Marcus Beyer: Natürlich kann ich gewisse Dinge messen und diese lassen sich auch zeigen. Wenn ich sage, dass wir eine Abschlussquote von 87 Prozent haben, dann muss ich mir die Frage gefallen lassen, warum wir im Training keine Abschussquote von 100 schaffen. Dabei ist die Antwort banal, denn Angestellte haben Urlaub, sind in Elternzeit oder vielleicht auch langzeitkrank. Ich bin mit 87 Prozent sehr happy.
Bei unserer Phishing-Simulation interessiert mich die Klickrate überhaupt nicht mehr. Die liegt jetzt bei 2,6 Prozent und als wir damit angefangen haben, waren es mehr als 46 Prozent. Für mich ist doch viel wichtiger zu wissen, wie schnell die Leute eine Phishing-Mail über den Meldebutton melden. Das ist für mich derzeit ein entscheidender Zeitfaktor.
Ich werde auch immer gefragt, wie wir den Erfolg unserer Maßnahmen messen können. Aber mir konnte noch niemand beweisen, dass er quantitativ, also mit Form eines Fragebogens menschliches Verhalten messen kann. Man kann eine Einstellung messen, man kann sehen, wie die Leute drauf sind, ob sie Bock haben, sich damit zu beschäftigen (oder so). Aber am Ende des Tages sind das alles nur Menschen.
Für mich ist doch viel wichtiger zu wissen, wie schnell die Leute eine Phishing-Mail über den Meldebutton melden. Das ist für mich derzeit ein entscheidender Zeitfaktor.

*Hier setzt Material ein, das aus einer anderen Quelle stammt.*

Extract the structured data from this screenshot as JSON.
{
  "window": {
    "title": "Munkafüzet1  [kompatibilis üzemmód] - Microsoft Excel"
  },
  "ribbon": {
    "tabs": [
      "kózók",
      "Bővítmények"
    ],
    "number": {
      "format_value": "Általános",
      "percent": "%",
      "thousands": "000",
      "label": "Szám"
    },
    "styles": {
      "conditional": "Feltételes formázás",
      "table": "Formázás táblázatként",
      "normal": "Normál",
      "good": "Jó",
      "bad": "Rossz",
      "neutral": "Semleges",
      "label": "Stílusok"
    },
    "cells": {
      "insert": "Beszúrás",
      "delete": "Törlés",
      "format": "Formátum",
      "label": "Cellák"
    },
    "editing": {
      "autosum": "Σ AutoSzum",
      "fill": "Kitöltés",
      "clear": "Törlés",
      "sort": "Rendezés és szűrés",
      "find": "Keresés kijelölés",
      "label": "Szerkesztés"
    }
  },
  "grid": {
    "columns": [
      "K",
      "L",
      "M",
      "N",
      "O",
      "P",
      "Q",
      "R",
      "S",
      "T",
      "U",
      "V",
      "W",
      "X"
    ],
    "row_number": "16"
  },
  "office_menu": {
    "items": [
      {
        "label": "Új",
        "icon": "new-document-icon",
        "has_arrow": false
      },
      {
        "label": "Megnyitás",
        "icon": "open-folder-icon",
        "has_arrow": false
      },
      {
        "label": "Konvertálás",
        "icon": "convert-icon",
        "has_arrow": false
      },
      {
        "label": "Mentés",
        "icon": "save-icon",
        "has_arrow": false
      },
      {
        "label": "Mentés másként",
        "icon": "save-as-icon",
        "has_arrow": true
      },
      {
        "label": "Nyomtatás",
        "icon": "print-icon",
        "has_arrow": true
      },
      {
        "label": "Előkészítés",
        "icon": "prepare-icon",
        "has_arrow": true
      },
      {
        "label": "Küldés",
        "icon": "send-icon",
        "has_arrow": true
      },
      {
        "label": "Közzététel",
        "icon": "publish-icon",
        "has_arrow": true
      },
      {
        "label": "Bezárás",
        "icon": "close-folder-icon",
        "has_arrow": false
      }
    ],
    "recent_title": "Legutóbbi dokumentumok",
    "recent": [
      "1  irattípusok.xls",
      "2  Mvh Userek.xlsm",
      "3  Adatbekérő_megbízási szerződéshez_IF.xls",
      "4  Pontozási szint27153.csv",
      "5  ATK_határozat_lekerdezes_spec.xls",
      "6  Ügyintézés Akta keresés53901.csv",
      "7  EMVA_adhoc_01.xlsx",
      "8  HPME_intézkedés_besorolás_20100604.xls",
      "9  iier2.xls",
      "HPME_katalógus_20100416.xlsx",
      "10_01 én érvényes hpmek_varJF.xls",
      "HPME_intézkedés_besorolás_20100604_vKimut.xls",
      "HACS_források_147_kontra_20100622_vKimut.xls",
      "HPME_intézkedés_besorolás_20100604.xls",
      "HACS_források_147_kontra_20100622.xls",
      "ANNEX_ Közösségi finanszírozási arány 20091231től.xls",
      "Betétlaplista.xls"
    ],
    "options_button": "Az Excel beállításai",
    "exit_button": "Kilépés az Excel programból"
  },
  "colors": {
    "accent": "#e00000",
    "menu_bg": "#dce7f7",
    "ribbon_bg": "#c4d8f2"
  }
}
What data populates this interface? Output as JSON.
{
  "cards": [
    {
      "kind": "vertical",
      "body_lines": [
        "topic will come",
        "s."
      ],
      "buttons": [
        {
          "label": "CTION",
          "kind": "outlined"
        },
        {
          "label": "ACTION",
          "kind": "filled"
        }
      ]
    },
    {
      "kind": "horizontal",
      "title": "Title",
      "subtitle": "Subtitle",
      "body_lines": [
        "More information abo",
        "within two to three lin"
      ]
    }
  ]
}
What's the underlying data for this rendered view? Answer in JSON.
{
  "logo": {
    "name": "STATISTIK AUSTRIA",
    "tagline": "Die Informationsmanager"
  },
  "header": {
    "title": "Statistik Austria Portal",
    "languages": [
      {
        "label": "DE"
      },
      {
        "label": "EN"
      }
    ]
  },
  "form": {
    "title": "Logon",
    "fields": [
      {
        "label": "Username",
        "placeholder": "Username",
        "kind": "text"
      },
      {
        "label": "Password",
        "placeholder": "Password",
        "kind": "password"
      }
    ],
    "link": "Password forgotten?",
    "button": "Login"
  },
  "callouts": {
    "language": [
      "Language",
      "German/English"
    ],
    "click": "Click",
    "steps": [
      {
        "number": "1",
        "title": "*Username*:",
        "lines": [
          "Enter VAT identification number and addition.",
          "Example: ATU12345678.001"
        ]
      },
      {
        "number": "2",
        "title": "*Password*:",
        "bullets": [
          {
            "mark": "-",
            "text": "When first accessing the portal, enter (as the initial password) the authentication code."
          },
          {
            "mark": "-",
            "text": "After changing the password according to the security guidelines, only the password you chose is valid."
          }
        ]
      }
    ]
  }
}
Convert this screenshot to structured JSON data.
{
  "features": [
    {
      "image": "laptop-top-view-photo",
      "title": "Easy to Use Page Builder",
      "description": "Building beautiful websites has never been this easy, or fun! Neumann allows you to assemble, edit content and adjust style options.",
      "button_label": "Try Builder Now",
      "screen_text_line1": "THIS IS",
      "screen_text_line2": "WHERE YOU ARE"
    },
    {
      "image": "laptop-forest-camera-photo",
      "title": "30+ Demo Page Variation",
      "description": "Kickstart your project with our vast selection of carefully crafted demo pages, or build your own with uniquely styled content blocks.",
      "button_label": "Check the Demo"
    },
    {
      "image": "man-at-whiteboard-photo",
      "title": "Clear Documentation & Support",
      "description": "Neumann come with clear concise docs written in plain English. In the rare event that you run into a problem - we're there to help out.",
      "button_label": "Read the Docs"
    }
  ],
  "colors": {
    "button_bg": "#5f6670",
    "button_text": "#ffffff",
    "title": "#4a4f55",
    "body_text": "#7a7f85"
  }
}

Christian Laber: Wer ganz am Anfang bei Awareness Trainings steht, stellt sich oft die Frage, wie man das Thema am besten angehen kann. Welchen Tipp würdest du hier geben?
Marcus Beyer: Also aus meiner Sicht sollten Unternehmen vorne anfangen. Einfach mal einen Pentester ins Haus holen und sich zeigen lassen, wie ein Angriff abläuft. Ich finde das immer sehr Augen öffnend. Aber ich bin teilweise wirklich froh, wenn überhaupt etwas passiert.
Christian Laber: Und eine allerletzte Frage: Wohin geht eigentlich die Reise auf dem Awareness-Markt? Was siehst du denn so in den nächsten Jahren?
Marcus Beyer: Das ist eine gute Frage. Ich bin überzeugt, dass sich größere Unternehmen bewusst sind, dass sie für ihre Awareness-Reise eine dedizierte Stelle, also einen Security Awareness Officer brauchen. Dann glaube ich auch, dass uns KI einiges abnehmen wird. Wir haben auch bei Swisscom ein eigenes Swisscom GPT. Damit machen wir Erklärtexte und auch Bilder. Aber auch auf Angreiferseite ist KI natürlich das große Thema wie Deep Fake oder Deep Voice. Phishing-Mails lassen sich ebenfalls mit KI besser gestalten und Mails sind immer noch der Angriffspunkt Nummer eins.
Christian Laber: Vielen Dank für das Gespräch.